# logging scale stick or tape



## Mo Wood (Jan 6, 2010)

where can i buy a scale to measure my standing timber whats the best way to do it thanks ....mo wood


----------



## ithica (Jan 6, 2010)

Bailey's here's the link

http://www.baileysonline.com/


----------



## slowp (Jan 6, 2010)

Mo Wood said:


> where can i buy a scale to measure my standing timber whats the best way to do it thanks ....mo wood









On the left is a "stick" for scaling *logs*. It is an old growth scale stick. Slap it up against the end of the *log* and you measure the diameter of that end of the *log*. You will need a tape to measure the log length. There is another scaling stick called a Coconino Scale Stick. It will give you volumes in decimal C for various log lengths so you can compute the volume of *logs* on the spot. It has been a long time since I've used one so don't ask very many questions. 

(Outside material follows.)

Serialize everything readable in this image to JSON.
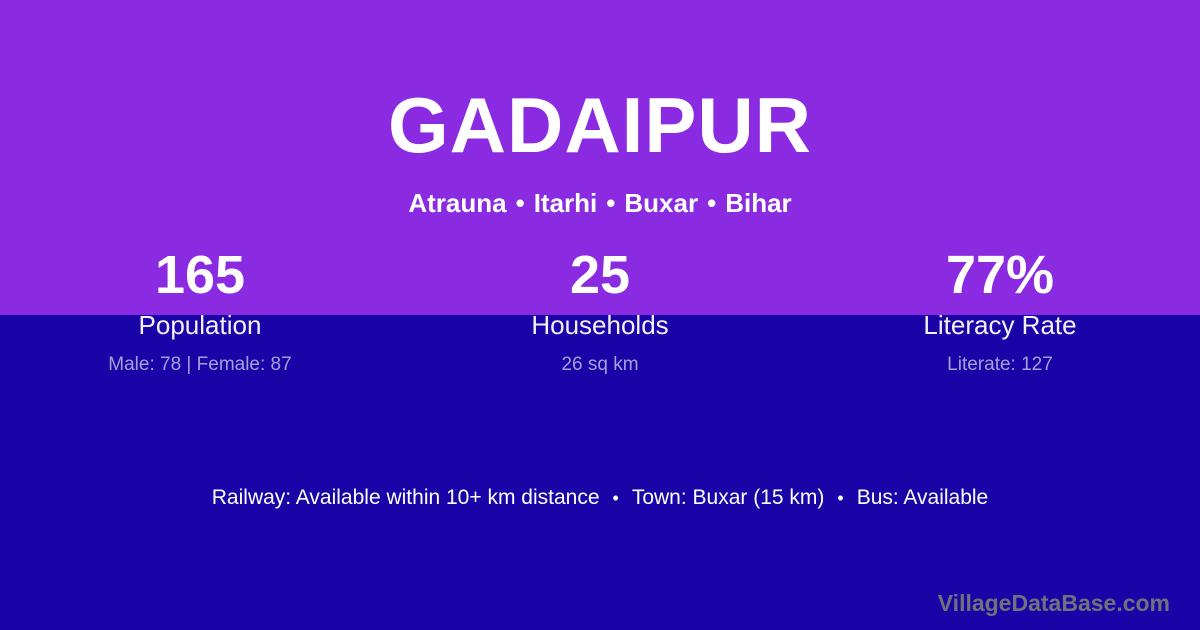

The bottom of the scale stick is the spud. You hit that into the end of the logs if you suspect rot. Or into the side of the log. 

I use this particular scale stick when I go out with grade schoolers. It looks threatening and they pay attention. 

On the right is a Biltmore Stick or Hypsometer. It is used for timber cruising, which is the professional term for measuring *trees.* *Logs* are scaled, *trees* are cruised. I have not used one of those since 1983. But, I believe you hold it out horizontally, at the bole of the tree, something like 27 inches from your eye and it will give you a diameter of the tree. Then you walk back, one chain or 66 feet, hold it vertically and it will give you the tree height. It takes a lot of practice to get accuracy. I use it to open and close the heat vent in the ceiling.

Now, are you scaling logs? Or are you cruising timber?

There are other, easier learned tools for timber cruising. It just depends on what you want to spend.


----------



## joesawer (Jan 7, 2010)

Google Biltmore stick.
Baily's used to sell them. Maybe they still do.


----------